Nos Estados Unidos há dois modelos: as empresas privadas que prestam serviço público sob regime de custo do serviço historicamente têm tarifa menor do que aquelas que operam no regime competitivo. Teoricamente, a competição deveria reduzir os preços, mas só aumenta, porque quanto mais mercados, o preço sempre é dado pela última unidade necessária para atender a demanda. Então, se cria um custo marginal elevado e lucros para baixo, porque aquele que é eficiente opera o mercado da geração e da comercialização. E lá está muito claro. Mas o Brasil tem recursos naturais, especialmente eólicos, fotovoltaicos, capacidade tecnológica, recursos humanos, para produzir energia com capacidade, confiabilidade, mais do que o dobro necessário, mesmo dobrando o consumo per capita, para que o consumo do Brasil seja o padrão europeu de hoje, por exemplo. Basta se organizar, entrar na conversa.

Sul21 — Que outras formas de produção de energia já existem no Brasil?
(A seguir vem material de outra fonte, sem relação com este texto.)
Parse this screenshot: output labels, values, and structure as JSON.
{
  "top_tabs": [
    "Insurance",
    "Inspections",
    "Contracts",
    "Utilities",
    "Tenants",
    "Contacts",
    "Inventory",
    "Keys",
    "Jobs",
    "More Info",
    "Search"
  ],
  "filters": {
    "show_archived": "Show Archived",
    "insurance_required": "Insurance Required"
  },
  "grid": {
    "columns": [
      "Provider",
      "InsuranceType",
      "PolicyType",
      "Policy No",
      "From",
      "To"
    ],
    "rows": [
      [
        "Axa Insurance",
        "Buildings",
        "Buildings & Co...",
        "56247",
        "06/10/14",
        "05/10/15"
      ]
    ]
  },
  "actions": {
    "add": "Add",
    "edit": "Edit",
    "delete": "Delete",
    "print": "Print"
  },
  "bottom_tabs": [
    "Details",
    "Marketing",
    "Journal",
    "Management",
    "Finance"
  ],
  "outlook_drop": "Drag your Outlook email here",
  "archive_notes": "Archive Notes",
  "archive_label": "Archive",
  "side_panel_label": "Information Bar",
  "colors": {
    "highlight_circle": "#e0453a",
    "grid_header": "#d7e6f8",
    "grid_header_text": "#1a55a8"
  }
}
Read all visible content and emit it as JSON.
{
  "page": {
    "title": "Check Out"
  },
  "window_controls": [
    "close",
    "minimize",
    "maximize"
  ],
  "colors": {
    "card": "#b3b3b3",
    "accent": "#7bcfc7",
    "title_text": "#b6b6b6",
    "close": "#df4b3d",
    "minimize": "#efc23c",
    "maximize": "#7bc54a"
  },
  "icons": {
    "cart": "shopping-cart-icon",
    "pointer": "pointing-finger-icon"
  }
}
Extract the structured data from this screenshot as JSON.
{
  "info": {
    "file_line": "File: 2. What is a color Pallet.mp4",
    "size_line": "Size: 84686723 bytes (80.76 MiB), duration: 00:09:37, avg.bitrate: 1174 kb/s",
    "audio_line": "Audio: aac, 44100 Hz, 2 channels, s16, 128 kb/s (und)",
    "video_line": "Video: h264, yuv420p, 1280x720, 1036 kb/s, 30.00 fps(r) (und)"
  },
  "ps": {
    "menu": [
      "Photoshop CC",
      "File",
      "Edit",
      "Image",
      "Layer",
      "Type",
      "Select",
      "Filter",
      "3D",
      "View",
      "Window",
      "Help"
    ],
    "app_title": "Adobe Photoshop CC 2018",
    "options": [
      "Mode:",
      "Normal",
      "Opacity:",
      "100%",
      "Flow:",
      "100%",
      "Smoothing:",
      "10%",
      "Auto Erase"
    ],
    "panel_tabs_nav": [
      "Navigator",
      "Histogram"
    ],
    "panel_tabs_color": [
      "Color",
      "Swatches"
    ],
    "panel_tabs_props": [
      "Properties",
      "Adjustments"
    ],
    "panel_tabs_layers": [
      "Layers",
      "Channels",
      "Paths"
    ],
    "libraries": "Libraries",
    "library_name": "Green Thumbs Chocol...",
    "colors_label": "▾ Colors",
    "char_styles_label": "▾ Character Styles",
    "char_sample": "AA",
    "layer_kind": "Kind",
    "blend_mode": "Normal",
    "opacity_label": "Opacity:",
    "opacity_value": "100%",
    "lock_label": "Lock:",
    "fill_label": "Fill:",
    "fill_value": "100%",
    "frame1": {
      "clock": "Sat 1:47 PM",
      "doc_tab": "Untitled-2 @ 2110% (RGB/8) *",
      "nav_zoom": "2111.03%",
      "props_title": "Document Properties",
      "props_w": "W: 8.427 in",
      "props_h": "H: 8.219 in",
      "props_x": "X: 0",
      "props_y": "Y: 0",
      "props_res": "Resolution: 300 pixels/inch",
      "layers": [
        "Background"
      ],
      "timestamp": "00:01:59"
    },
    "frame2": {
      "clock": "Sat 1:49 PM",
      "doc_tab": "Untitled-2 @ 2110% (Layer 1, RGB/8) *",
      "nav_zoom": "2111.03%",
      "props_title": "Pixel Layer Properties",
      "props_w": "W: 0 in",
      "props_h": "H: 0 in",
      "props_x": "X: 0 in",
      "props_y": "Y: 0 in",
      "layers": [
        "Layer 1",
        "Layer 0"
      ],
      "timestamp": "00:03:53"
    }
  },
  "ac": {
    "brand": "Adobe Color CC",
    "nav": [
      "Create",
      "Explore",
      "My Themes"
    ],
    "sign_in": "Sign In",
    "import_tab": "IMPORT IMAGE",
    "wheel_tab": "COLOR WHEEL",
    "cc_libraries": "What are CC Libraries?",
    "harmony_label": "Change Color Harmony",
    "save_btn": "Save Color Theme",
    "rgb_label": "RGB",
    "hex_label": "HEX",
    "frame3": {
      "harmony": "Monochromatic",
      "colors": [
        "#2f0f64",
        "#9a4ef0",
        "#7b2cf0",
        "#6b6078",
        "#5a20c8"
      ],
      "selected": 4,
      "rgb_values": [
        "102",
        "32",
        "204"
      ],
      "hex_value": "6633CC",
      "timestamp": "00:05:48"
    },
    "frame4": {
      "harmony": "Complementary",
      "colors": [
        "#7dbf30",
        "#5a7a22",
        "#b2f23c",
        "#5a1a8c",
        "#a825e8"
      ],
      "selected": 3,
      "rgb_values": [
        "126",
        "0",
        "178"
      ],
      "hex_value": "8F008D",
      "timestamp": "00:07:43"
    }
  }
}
Ildo Sauer — Houve uma mudança radical nos últimos anos. No começo do setor elétrico brasileiro, nas décadas de 1930, 40, 50, só se via duas coisas: energia hidráulica com reservatórios e térmicas, em geral a óleo, combustível, ou de carvão, para serem usadas nos períodos de baixa hidrologia. Hoje mudou muito, o recurso mais abundante para eletricidade no Brasil, fora a voltagem que é infinita mas tem o problema da estocagem, é a eólica. Nós temos cogeração com bagaço de cana e com gás natural, com outras formas de biomassa. Temos a eólica crescendo, a fotovoltaica e outras fontes, como a minieólica, distribuída na rede dos prédios. Há uma tendência das empresas de distribuição se tornarem uma espécie de internet, porque elas vão receber energia criada pelos consumidores e entregar para os outros. Até criamos a palavra “pronsumidores”, ele é produtor de vez em quando, joga na rede quando sobra, e é consumidor quando falta. E o Brasil é o único no mundo a fazer isso, porque nós temos grandes reservatórios, quando tem a energia sobrando se joga na rede, poupa-se água. Usa a eólica, usa a fotovoltaica. Isso exige mudar o sistema de operação, a lógica, que hoje está equivocada. O Brasil tem condição de melhorar muito o sistema e reduzir os custos. A questão é esse conflito de quem fica com os benefícios, se são aqueles que organizam o sistema, se os consumidores se organizam para melhorar, ou aqueles pobres que não tem nem energia elétrica, mas que são donos também dos potenciais hidráulicos. Mas esses são problemas políticos. (fonte: Sul21)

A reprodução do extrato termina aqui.